There is also another reason why "lower edge angles are stronger": Because the edge bites more deeply at a lower edge angles, this means the deceleration is spread over more depth of the blade: This deeper depth of bite means there is more wood "trapping" the steel in a more secure and forceful "grip": Thus the very wood that is cut is also acting to "preserve" the metal that is cutting it...: This probably accounts for a lot of this counter-intuitive lower edge angle "strength effect".
It could also be that the sharp shoulder of a V-edge, occurring earlier than on a Convex edge of similar edge angle, enhances this protective "wood-pinching" effect.
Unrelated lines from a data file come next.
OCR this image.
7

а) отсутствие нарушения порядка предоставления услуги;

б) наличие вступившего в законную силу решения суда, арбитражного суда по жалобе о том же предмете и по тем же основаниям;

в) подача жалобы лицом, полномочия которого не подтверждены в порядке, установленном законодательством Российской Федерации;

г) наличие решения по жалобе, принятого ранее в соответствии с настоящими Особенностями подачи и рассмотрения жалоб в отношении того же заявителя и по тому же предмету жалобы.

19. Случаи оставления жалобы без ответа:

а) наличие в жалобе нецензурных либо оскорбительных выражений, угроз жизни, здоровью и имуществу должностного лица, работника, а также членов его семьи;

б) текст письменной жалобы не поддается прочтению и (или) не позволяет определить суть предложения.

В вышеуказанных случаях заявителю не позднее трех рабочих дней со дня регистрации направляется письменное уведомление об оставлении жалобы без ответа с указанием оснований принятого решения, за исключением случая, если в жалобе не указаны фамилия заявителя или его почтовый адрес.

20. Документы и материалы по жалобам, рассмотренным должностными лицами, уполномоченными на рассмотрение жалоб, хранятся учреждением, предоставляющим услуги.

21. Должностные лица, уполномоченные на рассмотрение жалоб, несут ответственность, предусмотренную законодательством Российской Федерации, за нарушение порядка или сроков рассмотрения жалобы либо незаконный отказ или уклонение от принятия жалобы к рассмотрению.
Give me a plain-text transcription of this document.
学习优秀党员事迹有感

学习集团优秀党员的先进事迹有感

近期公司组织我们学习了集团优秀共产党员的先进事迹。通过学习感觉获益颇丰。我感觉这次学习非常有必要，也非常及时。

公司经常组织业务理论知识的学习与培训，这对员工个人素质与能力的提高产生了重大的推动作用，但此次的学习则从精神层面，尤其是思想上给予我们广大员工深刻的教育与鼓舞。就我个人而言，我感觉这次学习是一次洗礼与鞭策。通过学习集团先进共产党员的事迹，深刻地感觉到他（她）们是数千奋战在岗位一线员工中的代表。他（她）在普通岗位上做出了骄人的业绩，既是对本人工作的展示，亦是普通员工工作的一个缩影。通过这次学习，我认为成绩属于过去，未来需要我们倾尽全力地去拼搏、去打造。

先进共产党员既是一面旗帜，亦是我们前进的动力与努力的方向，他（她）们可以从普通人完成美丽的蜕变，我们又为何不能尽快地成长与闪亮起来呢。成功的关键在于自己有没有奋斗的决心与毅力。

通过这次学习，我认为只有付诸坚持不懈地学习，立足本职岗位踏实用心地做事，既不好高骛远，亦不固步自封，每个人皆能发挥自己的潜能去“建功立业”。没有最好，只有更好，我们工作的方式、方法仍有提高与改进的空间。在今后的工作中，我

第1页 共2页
That edge apex needs protection, since at lower edge angles (below 15 per side) I can create a micro-folds in the edge apex by rubbing hard with my nail... Yet, amazingly enough, this weak-seeming metal (if of good quality: Not chipping or curling from hitting wood) will suffer less edge apex damage in wood than if you open up the angle... This even when poor/missed hits created large laterally displaced chunks from the blade glancing and leaning... The wood trapped around the edge retained its protective effect even when hits were not perfectly square, and when the blade glanced...
So then to compare at the same edge angle is a mistake: You want the lowest possible edge angle that will still give a given edge thickness at a given point from the apex, not the lowest edge thickness that will give a similar edge angle: The edge thickness is the basic value you start from.
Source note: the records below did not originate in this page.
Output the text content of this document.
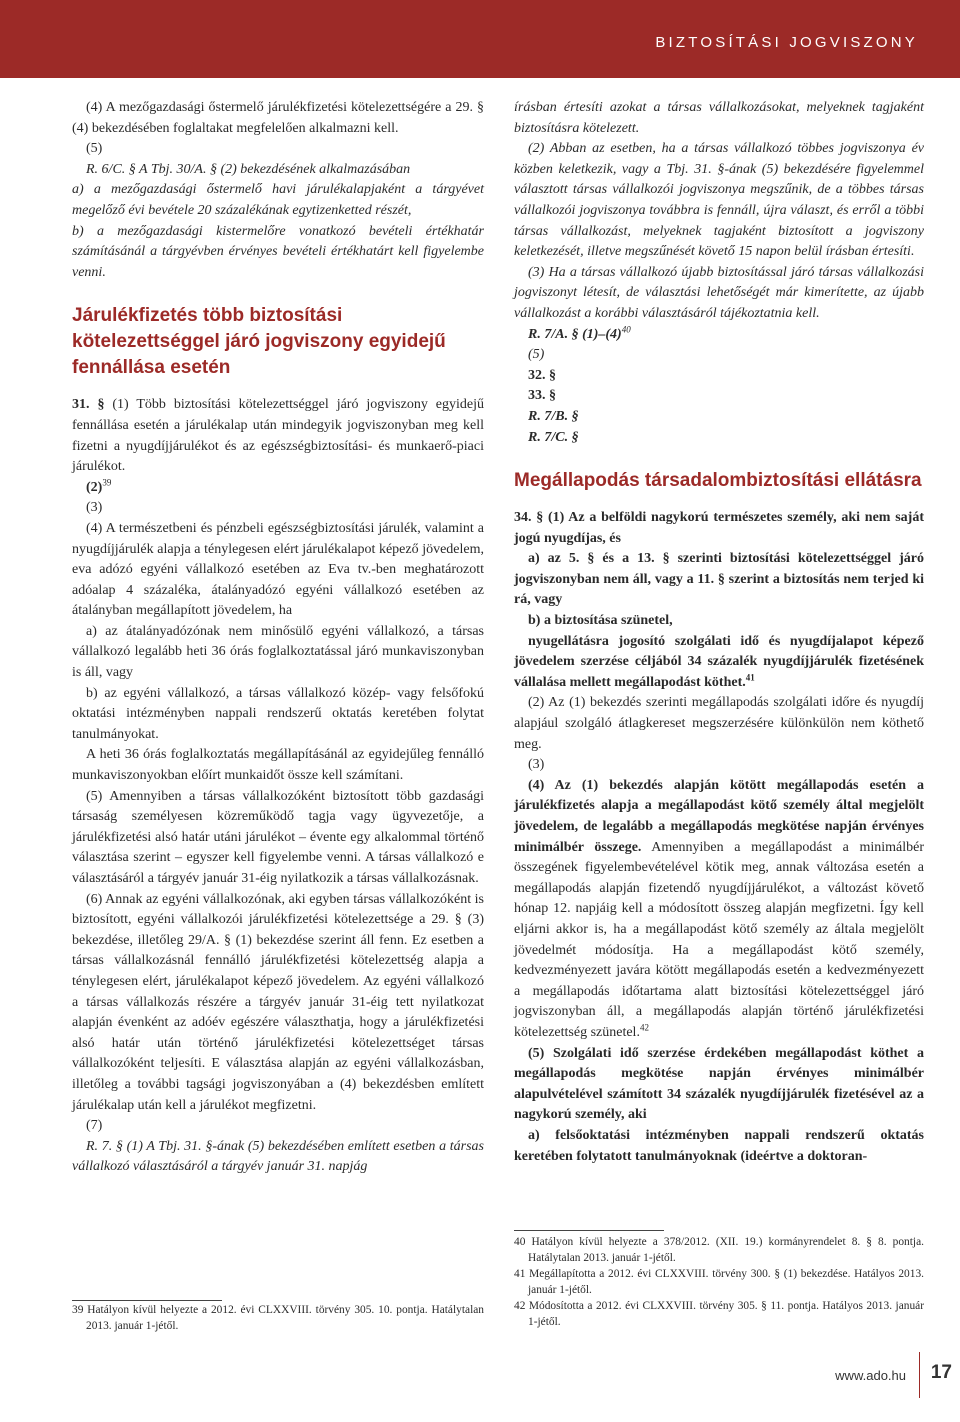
BIZTOSÍTÁSI JOGVISZONY

(4) A mezőgazdasági őstermelő járulékfizetési kötelezettségére a 29. § (4) bekezdésében foglaltakat megfelelően alkalmazni kell.

(5)

R. 6/C. § A Tbj. 30/A. § (2) bekezdésének alkalmazásában

a) a mezőgazdasági őstermelő havi járulékalapjaként a tárgyévet megelőző évi bevétele 20 százalékának egytizenketted részét,

b) a mezőgazdasági kistermelőre vonatkozó bevételi értékhatár számításánál a tárgyévben érvényes bevételi értékhatárt kell figyelembe venni.

Járulékfizetés több biztosítási kötelezettséggel járó jogviszony egyidejű fennállása esetén

31. § (1) Több biztosítási kötelezettséggel járó jogviszony egyidejű fennállása esetén a járulékalap után mindegyik jogviszonyban meg kell fizetni a nyugdíjjárulékot és az egészségbiztosítási- és munkaerő-piaci járulékot.

$(2)^{39}$

(3)

(4) A természetbeni és pénzbeli egészségbiztosítási járulék, valamint a nyugdíjjárulék alapja a ténylegesen elért járulékalapot képező jövedelem, eva adózó egyéni vállalkozó esetében az Eva tv.-ben meghatározott adóalap 4 százaléka, átalányadózó egyéni vállalkozó esetében az átalányban megállapított jövedelem, ha

a) az átalányadózónak nem minősülő egyéni vállalkozó, a társas vállalkozó legalább heti 36 órás foglalkoztatással járó munkaviszonyban is áll, vagy

b) az egyéni vállalkozó, a társas vállalkozó közép- vagy felsőfokú oktatási intézményben nappali rendszerű oktatás keretében folytat tanulmányokat.

A heti 36 órás foglalkoztatás megállapításánál az egyidejűleg fennálló munkaviszonyokban előírt munkaidőt össze kell számítani.

(5) Amennyiben a társas vállalkozóként biztosított több gazdasági társaság személyesen közreműködő tagja vagy ügyvezetője, a járulékfizetési alsó határ utáni járulékot – évente egy alkalommal történő választása szerint – egyszer kell figyelembe venni. A társas vállalkozó e választásáról a tárgyév január 31-éig nyilatkozik a társas vállalkozásnak.

(6) Annak az egyéni vállalkozónak, aki egyben társas vállalkozóként is biztosított, egyéni vállalkozói járulékfizetési kötelezettsége a 29. § (3) bekezdése, illetőleg 29/A. § (1) bekezdése szerint áll fenn. Ez esetben a társas vállalkozásnál fennálló járulékfizetési kötelezettség alapja a ténylegesen elért, járulékalapot képező jövedelem. Az egyéni vállalkozó a társas vállalkozás részére a tárgyév január 31-éig tett nyilatkozat alapján évenként az adóév egészére választhatja, hogy a járulékfizetési alsó határ után történő járulékfizetési kötelezettséget társas vállalkozóként teljesíti. E választása alapján az egyéni vállalkozásban, illetőleg a további tagsági jogviszonyában a (4) bekezdésben említett járulékalap után kell a járulékot megfizetni.

(7)

R. 7. § (1) A Tbj. 31. §-ának (5) bekezdésében említett esetben a társas vállalkozó választásáról a tárgyév január 31. napjág

39 Hatályon kívül helyezte a 2012. évi CLXXVIII. törvény 305. 10. pontja. Hatálytalan 2013. január 1-jétől.

írásban értesíti azokat a társas vállalkozásokat, melyeknek tagjaként biztosításra kötelezett.

(2) Abban az esetben, ha a társas vállalkozó többes jogviszonya év közben keletkezik, vagy a Tbj. 31. §-ának (5) bekezdésére figyelemmel választott társas vállalkozói jogviszonya megszűnik, de a többes társas vállalkozói jogviszonya továbbra is fennáll, újra választ, és erről a többi társas vállalkozást, melyeknek tagjaként biztosított a jogviszony keletkezését, illetve megszűnését követő 15 napon belül írásban értesíti.

(3) Ha a társas vállalkozó újabb biztosítással járó társas vállalkozási jogviszonyt létesít, de választási lehetőségét már kimerítette, az újabb vállalkozást a korábbi választásáról tájékoztatnia kell.

R. 7/A. § $(1)-(4)^{40}$

(5)

32. §

33. §

R. 7/B. §

R. 7/C. §

Megállapodás társadalombiztosítási ellátásra

34. § (1) Az a belföldi nagykorú természetes személy, aki nem saját jogú nyugdíjas, és

a) az 5. § és a 13. § szerinti biztosítási kötelezettséggel járó jogviszonyban nem áll, vagy a 11. § szerint a biztosítás nem terjed ki rá, vagy

b) a biztosítása szünetel,

nyugellátásra jogosító szolgálati idő és nyugdíjalapot képező jövedelem szerzése céljából 34 százalék nyugdíjjárulék fizetésének vállalása mellett megállapodást köthet.$^{41}$

(2) Az (1) bekezdés szerinti megállapodás szolgálati időre és nyugdíj alapjául szolgáló átlagkereset megszerzésére különkülön nem köthető meg.

(3)

(4) Az (1) bekezdés alapján kötött megállapodás esetén a járulékfizetés alapja a megállapodást kötő személy által megjelölt jövedelem, de legalább a megállapodás megkötése napján érvényes minimálbér összege. Amennyiben a megállapodást a minimálbér összegének figyelembevételével kötik meg, annak változása esetén a megállapodás alapján fizetendő nyugdíjjárulékot, a változást követő hónap 12. napjáig kell a módosított összeg alapján megfizetni. Így kell eljárni akkor is, ha a megállapodást kötő személy az általa megjelölt jövedelmét módosítja. Ha a megállapodást kötő személy, kedvezményezett javára kötött megállapodás esetén a kedvezményezett a megállapodás időtartama alatt biztosítási kötelezettséggel járó jogviszonyban áll, a megállapodás alapján történő járulékfizetési kötelezettség szünetel.$^{42}$

(5) Szolgálati idő szerzése érdekében megállapodást köthet a megállapodás megkötése napján érvényes minimálbér alapulvételével számított 34 százalék nyugdíjjárulék fizetésével az a nagykorú személy, aki

a) felsőoktatási intézményben nappali rendszerű oktatás keretében folytatott tanulmányoknak (ideértve a doktoran-

40 Hatályon kívül helyezte a 378/2012. (XII. 19.) kormányrendelet 8. § 8. pontja. Hatálytalan 2013. január 1-jétől.

41 Megállapította a 2012. évi CLXXVIII. törvény 300. § (1) bekezdése. Hatályos 2013. január 1-jétől.

42 Módosította a 2012. évi CLXXVIII. törvény 305. § 11. pontja. Hatályos 2013. január 1-jétől.

www.ado.hu 17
The optimal edge shoulder thickness is to me a pretty immoveable value: For big choppers it is 0.020", or 0.5mm, no more than around 2 or maybe 3 mm from the edge apex: Anything above that in lateral thickness is going to get increasingly hard to sharpen to a low edge angle, the breaking point being around 0.030", and even 0.030" will require taller and taller edge bevels as the knife wears, meaning a greater and greater surface to abrade (unless on a tall hollow grind, which for some height remains constant in thickness, a huge durability advantage over flat grinds after decades of use, which is why Randalls last so long)... Anything below 0,020" is more suitable for a folder, and will tend to chip out or bend too easily while chopping...
For a 0.020" shoulder thickness at a given distance from the edge apex, the sharpest edge will always be a V-edge.
Then there is the natural tendency of sharpening to be too "rounded": Rounded is out of ideal, since the flatter the sides of the V is, the sharper and more aggressive the actual apex will be, and the more protected it will be by sinking deeper into the wood...
The edge thickness comes first, the edge angle second, and that is exactly the mistake convex edge proponents make: They reverse that order. They sometimes bring in convexed axe heads as an argument, but axe heads have so much momentum they work also by laterally displacing the wood, so there is no comparison to how a knife blade works.
Similarly, on Japanese sword the convex edge was related to their manufacture, and on 1970's custom knives it was largely related to cutting free-hanging rope...
Worse of all, convex edges encourage a rocking motion while sharpening, which is a very bad sharpening habit: You want to remove any rocking motion, not encourage it! Rocking motion is not something you can humanely do in a consistent way: This is why there is this emphasis on "soft" sharpening mediums and high levels of polishing: Unfortunately edges whose cutting ability depend on their polish will also lose that polish very fast, while rougher edge surfaces that are flatter will cut longer...
Keeping things straight and flat is within human perception (contrary to what most claim), if the strokes are kept as longitudinal as possible: A very shallow diagonal motion works best. Never stroke at 90 degrees to the edge, except for very minor finishing touches, as you cannot control the rocking over repeated motions.